In her analysis of the trend, TikToker @meeandminnie explains that the “hot cheeto girl” aesthetic is one that originated in Black and brown communities and that the trend “demonizes” the style.

What’s more, the TikToker says that saying one is “retired” from wearing a “clean face, slicked back hair, glossed lips with gold jewelry” makes the statement that the look is wrong, unattractive, or out of style.

“This trend of white women shedding themselves of this aesthetic will do nothing but further demonize the women in communities of color who continue to wear it,” @meeandminnie says.

TikToker Jordan Simone made a video about the “hot cheeto girl” trend as well. In it, she says that white women are making a “caricature of Black and Latina women”—and that white gay men are guilty of doing so, as well.

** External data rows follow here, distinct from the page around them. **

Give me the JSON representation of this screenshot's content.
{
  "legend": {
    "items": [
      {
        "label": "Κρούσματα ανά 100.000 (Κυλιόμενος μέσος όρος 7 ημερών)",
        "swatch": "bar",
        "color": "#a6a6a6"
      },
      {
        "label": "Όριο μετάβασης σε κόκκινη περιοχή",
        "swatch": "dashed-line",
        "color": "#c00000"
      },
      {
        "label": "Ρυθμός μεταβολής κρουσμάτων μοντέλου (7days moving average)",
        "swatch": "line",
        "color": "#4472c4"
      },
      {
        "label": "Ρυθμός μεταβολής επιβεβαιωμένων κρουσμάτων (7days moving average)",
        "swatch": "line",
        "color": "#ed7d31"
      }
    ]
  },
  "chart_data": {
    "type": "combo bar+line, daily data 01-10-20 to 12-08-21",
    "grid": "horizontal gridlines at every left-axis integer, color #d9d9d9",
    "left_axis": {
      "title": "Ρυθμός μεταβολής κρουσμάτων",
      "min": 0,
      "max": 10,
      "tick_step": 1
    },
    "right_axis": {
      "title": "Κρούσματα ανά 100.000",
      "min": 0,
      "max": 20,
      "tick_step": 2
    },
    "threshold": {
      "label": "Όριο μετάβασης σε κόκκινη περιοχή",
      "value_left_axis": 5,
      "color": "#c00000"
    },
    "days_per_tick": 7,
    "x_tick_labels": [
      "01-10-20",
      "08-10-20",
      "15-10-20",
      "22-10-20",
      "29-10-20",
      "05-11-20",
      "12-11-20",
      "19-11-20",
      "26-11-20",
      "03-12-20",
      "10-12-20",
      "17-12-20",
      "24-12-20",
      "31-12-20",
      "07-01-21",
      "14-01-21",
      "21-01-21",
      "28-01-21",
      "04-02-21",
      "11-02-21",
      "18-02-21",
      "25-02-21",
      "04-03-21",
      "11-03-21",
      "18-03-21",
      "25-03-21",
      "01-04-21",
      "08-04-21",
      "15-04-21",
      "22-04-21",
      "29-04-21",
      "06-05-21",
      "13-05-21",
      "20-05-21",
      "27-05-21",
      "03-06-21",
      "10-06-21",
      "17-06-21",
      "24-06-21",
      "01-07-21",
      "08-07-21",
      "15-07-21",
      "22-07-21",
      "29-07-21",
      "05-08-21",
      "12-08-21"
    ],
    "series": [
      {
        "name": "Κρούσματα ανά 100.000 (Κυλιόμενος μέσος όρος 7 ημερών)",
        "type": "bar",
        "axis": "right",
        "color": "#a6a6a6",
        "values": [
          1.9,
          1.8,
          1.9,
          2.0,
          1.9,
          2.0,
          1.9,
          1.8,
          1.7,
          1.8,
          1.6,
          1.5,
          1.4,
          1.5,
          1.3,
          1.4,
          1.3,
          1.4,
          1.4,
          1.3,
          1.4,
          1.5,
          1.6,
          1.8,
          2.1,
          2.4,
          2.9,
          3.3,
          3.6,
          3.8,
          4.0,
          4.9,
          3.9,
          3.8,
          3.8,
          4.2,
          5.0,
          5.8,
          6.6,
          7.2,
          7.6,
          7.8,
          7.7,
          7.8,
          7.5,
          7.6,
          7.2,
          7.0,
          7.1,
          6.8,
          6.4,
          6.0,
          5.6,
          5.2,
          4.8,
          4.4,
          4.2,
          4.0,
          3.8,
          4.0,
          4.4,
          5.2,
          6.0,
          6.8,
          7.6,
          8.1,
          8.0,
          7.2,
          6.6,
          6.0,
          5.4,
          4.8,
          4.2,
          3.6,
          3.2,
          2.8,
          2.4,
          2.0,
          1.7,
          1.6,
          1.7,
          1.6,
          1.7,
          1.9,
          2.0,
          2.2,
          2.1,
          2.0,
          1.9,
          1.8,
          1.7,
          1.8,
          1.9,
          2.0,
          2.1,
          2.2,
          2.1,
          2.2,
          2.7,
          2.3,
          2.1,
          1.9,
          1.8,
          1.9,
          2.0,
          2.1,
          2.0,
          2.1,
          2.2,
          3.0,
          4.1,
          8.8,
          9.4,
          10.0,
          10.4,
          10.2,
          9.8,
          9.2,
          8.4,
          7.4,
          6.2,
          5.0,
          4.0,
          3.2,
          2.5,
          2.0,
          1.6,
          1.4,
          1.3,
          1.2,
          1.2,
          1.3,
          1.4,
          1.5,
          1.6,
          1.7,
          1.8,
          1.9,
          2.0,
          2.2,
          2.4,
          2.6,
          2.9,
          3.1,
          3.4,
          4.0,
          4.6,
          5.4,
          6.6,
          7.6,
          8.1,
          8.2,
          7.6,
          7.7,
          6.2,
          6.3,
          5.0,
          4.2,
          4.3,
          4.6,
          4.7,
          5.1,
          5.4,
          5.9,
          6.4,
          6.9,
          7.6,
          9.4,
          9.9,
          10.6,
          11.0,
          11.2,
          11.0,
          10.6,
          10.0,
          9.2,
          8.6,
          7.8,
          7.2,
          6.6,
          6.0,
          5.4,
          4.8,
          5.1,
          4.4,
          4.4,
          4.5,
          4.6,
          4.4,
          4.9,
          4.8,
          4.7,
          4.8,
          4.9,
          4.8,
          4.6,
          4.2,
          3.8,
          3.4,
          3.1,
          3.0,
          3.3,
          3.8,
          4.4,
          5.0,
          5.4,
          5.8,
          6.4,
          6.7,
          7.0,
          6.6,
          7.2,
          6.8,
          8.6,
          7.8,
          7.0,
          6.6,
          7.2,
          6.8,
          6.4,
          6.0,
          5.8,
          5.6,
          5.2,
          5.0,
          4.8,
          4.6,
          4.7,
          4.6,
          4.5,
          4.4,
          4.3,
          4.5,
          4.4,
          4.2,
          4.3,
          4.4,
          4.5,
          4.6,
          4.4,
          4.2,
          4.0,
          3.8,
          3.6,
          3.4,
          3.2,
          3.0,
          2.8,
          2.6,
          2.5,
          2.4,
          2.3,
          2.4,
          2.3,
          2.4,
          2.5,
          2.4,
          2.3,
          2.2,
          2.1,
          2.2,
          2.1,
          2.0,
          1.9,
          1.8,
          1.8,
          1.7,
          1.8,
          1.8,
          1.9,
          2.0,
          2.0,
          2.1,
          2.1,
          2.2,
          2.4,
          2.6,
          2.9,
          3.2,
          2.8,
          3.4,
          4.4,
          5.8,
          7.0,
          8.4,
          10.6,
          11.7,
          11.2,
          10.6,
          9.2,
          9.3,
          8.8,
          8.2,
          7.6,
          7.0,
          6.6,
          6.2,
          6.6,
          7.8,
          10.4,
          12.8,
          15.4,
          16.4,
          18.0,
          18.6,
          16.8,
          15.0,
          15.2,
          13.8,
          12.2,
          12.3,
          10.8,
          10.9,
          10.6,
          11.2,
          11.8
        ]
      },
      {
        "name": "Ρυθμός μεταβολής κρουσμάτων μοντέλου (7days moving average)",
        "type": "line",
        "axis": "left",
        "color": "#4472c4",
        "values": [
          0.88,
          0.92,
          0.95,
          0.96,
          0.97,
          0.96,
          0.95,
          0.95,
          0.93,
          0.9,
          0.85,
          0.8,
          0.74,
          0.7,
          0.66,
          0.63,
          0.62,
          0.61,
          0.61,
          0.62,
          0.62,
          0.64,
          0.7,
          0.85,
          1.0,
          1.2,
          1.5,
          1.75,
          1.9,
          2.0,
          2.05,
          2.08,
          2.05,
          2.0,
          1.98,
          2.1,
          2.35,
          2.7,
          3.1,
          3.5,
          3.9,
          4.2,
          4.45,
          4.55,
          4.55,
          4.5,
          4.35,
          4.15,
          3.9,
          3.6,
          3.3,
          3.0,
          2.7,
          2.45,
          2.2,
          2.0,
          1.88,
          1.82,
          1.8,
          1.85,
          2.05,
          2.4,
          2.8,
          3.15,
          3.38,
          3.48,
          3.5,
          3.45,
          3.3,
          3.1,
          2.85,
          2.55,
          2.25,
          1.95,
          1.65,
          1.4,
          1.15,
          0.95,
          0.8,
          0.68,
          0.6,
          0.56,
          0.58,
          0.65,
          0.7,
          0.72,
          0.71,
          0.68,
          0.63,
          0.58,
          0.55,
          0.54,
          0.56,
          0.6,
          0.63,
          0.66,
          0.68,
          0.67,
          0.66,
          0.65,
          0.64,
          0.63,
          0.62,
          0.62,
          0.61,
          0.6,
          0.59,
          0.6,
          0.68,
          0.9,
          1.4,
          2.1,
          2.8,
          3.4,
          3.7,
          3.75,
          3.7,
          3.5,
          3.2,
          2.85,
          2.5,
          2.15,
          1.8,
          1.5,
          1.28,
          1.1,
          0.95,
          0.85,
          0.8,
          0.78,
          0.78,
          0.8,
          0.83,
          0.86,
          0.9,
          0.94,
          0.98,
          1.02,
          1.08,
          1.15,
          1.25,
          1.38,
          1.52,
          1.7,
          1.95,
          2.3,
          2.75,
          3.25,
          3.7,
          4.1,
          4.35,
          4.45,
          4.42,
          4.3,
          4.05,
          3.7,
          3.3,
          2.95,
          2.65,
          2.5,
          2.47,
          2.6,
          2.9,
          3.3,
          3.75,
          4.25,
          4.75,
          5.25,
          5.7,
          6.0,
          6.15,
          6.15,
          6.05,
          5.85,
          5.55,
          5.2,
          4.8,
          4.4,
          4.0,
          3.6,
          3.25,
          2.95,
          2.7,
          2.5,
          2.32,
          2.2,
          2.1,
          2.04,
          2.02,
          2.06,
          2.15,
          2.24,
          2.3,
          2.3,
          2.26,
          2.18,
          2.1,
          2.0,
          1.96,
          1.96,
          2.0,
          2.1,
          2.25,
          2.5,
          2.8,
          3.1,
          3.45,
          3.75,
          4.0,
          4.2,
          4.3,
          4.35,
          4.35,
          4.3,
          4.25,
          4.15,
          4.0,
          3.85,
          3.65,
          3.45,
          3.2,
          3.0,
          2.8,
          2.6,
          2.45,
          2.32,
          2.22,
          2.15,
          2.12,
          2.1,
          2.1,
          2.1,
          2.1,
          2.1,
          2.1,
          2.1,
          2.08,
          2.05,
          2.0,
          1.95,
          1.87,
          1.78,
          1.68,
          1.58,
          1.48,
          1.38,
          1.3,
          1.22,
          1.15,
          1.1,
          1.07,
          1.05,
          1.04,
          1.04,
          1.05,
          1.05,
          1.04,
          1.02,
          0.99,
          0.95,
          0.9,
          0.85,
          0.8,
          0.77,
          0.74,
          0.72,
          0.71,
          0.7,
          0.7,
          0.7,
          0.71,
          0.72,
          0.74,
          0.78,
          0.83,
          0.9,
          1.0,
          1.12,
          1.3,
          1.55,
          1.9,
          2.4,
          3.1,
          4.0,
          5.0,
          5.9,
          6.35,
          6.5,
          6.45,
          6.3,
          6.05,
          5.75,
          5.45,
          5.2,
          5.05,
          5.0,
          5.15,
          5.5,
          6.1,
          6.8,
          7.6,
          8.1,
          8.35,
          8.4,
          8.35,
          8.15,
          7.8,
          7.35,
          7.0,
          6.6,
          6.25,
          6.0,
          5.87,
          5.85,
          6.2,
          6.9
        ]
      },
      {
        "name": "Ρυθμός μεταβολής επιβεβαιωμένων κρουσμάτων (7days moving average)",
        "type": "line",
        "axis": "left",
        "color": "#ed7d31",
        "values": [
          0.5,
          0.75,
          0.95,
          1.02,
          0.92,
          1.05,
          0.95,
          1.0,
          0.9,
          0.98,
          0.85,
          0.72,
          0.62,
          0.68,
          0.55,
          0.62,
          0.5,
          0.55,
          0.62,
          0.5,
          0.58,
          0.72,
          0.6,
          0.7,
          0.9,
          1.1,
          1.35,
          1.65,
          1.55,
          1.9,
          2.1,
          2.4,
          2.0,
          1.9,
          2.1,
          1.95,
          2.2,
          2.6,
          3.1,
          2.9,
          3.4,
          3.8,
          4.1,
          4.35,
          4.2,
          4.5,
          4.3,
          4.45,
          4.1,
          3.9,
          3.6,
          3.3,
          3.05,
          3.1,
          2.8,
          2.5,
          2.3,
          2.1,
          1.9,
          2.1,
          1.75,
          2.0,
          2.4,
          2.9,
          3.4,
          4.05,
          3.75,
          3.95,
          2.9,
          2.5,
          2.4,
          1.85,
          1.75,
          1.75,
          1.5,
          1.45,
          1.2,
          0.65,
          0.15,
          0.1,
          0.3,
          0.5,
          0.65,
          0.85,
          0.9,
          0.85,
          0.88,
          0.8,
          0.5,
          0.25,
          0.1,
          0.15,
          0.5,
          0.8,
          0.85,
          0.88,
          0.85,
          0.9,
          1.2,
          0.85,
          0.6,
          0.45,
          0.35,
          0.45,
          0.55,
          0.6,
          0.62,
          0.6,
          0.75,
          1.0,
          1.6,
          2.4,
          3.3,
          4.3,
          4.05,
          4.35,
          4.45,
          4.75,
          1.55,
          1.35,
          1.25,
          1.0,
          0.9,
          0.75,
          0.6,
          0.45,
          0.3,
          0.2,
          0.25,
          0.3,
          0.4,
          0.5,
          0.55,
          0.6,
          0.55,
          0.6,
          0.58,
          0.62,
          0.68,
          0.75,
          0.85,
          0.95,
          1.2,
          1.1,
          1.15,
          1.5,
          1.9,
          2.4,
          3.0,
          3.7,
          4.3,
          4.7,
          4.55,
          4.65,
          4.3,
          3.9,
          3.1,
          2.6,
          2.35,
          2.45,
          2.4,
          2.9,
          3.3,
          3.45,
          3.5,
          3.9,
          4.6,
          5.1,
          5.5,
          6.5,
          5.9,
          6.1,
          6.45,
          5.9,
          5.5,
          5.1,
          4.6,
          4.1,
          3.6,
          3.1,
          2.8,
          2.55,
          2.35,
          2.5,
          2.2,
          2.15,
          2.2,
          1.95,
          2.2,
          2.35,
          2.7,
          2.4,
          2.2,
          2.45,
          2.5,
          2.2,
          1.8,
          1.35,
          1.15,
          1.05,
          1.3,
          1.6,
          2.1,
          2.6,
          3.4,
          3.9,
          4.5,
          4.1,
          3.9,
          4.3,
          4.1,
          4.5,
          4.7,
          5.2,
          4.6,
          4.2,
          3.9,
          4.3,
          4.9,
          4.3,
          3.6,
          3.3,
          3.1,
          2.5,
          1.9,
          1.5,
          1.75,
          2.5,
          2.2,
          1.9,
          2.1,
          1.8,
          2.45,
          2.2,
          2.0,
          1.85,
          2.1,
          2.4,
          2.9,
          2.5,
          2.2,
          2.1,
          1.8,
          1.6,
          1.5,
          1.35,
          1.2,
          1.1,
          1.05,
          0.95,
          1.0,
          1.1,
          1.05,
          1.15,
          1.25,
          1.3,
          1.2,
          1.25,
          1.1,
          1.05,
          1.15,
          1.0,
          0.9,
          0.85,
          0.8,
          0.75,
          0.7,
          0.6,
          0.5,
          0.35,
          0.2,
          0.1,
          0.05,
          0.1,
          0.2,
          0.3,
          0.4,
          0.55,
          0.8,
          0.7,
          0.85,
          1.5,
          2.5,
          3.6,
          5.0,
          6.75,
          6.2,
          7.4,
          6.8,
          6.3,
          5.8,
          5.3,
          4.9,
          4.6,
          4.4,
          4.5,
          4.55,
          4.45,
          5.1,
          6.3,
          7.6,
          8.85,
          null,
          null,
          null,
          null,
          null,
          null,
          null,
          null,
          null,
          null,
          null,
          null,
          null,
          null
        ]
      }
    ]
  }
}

In an interview with the Daily Dot, Simone said that historically there have been consequences for women of color who dress in the aesthetic in question, like being denied jobs, considered unprofessional, and stereotyped as “ghetto.”

“These stereotypes still plague a lot of us, and it’s exacerbated when white girls adopt this caricature of us because it’s inauthentic,” Simone told the Daily Dot in an email. “It’s an act.”

To Simone’s point, TikToker @_.cha.nel said in her video about the trend that white women “return” to their whiteness (or stop dressing like a “hot cheeto girl”) when it’s time to “get big girl jobs.”

Why it matters

This is certainly not the first time Black and Latina women have pointed out that white women attempt to look like them and/or use a Blaccent.

In her video about the “hot cheetos girl” trend, TikToker @sallistarr says that white women have been “[cosplaying]” as women of color for years when they want to feel “different.” However, all they do is play into “harmful stereotypes,” @sallistarr says.

“[And then white women] ‘grow out of it’ and go back to Lululemon and dating Chad in DPhi,” @sallistarr wrote in her TikTok’s overlay text. “Y’all always acted like [women of color] were crazy [for calling it out].”